Every morning around 7:00 am
We can hear the sound of a quacking horn...
The kind of horn you squeeze with your hand
and it makes that honking sound like a duck.
This is the sound of the man selling bread.
Here he is ... He is fast and hard to get a picture of.
He opens that white box and inside are bins
with all different kinds of bread.
The fruit man has a microphone and he calls out the names
of the fruit he is selling for the day.
It is very loud and has become one of the main
background sounds for me here in Peru.
It reminds me of when I lived is Jerusalem
and they would call the muslims to prayer
three to five times a day on the loud speaker.
President Turk can do this call very well.
In fact he starts singing the fruit names
Mangos, Platanos, Papayas, Uvas, Mandarinas
and his grandsons love it.
The ice cream man has a funny high pitched whistle.
Lucy, our cook can imitate it very well.
And below is the egg man.
They have these small carts on many of the corners
and they sell tiny hard boiled eggs.
They are spotted eggs...
Just big enough to peel and pop in your mouth.
Look, the ice cream man and the egg man are probably
exchanging products to eat.
and hold on a minute...
Here comes the fruit man.
All the carts are coming together and I feel a song coming on...

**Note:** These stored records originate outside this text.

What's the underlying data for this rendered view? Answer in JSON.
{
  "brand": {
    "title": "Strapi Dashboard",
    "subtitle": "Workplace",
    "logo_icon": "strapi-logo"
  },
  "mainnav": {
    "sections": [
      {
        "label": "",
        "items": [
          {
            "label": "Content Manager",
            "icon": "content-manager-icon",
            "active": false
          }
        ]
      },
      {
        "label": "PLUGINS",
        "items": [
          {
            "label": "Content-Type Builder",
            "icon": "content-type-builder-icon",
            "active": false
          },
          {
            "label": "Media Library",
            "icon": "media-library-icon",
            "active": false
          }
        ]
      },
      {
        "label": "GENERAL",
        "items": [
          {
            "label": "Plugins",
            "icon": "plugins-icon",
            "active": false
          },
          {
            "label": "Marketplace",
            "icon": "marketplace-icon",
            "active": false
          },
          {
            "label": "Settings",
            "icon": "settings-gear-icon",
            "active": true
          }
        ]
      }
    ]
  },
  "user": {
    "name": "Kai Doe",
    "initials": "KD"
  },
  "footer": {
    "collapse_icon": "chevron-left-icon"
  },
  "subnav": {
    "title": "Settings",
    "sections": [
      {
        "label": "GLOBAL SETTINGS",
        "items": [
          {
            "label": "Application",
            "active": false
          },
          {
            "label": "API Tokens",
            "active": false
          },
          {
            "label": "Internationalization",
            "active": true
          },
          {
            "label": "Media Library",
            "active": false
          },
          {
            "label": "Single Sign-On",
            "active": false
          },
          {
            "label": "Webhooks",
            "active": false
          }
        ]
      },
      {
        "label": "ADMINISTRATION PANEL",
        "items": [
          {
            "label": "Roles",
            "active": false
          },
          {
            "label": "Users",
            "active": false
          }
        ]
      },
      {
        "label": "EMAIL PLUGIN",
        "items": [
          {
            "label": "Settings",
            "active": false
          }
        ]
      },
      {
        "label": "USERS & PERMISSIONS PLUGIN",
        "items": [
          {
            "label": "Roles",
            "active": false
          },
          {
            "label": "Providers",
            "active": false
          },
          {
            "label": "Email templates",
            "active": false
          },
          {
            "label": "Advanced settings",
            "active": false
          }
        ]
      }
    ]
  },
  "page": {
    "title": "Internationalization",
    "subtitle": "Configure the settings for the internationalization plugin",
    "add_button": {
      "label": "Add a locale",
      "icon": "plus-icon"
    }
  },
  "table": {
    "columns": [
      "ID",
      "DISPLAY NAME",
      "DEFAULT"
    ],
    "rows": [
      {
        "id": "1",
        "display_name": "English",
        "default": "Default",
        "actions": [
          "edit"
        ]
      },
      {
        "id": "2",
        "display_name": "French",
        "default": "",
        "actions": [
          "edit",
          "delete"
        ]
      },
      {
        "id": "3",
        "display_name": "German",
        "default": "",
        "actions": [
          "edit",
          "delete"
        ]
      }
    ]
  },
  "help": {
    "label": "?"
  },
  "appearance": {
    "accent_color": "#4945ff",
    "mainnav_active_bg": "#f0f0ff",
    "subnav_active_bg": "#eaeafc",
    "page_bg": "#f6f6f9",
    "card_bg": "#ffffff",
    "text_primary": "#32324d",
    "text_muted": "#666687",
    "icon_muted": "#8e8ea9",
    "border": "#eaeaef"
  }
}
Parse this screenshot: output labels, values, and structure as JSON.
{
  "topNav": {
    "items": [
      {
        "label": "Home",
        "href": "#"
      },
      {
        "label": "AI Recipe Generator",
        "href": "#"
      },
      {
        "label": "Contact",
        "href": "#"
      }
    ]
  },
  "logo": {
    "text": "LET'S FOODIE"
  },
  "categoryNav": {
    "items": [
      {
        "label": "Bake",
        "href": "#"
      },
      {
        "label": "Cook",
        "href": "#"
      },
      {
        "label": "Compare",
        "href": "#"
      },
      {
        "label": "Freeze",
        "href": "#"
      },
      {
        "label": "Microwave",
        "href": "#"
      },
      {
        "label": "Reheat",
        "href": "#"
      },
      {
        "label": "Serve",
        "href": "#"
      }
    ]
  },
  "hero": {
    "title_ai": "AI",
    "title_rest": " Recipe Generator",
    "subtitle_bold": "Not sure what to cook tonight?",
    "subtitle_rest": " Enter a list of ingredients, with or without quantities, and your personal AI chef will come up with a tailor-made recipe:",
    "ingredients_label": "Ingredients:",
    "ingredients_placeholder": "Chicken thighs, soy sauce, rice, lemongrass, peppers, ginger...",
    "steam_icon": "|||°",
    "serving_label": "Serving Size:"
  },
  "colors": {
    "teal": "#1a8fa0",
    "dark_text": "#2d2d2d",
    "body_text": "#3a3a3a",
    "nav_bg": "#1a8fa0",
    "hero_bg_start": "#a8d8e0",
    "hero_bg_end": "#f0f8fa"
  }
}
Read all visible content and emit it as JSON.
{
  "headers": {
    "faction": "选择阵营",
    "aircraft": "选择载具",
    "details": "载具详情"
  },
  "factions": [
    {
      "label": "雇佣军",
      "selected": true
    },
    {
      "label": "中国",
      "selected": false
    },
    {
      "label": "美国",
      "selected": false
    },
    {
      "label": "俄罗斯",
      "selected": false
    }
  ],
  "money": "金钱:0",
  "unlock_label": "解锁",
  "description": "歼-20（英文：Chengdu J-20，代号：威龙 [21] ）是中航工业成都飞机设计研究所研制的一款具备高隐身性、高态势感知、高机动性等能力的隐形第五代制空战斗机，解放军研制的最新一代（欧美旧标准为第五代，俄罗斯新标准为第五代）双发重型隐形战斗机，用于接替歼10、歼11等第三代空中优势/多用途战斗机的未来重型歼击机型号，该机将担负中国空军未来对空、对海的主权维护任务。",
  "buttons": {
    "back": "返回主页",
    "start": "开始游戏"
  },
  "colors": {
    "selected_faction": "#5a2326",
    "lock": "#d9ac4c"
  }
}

WHO WILL BUY THIS WONDERFUL MORNING
Such a sky you ever did see
Who will tie it up with a ribbon
and put it in a box for me...
This is a song from the movie "Oliver"
when he opens his window and sees all
the vendors selling their goods on the streets of London.
Well, this is the Peruvian Oliver.
There is always a cart in the neighborhood.
They are coming and going from a long day of work.
This is the bread man and the knife sharpener.
Knife sharpener has another original sounding whistle.
This is not a good photo but below is a picture of the milk lady.
President Turk is taking these photos on his phone
when we are out walking.
He does not take time to focus does he?
When I was little we use to have a milk man deliver our milk.
I think it was 8 to 10 gallons at a time.
When you have a dozen children that's a lot of milk.
It would sure save my mom from hauling it in
from the grocery store.
They don't know what a gallon is here.
Everything is sold in small containers.
Not so great when you are feeding a
thousand missionaries at a time.
We could really use a Costco.
But we do have Wong, Tottus and Vea...
All great and beautiful grocery stores.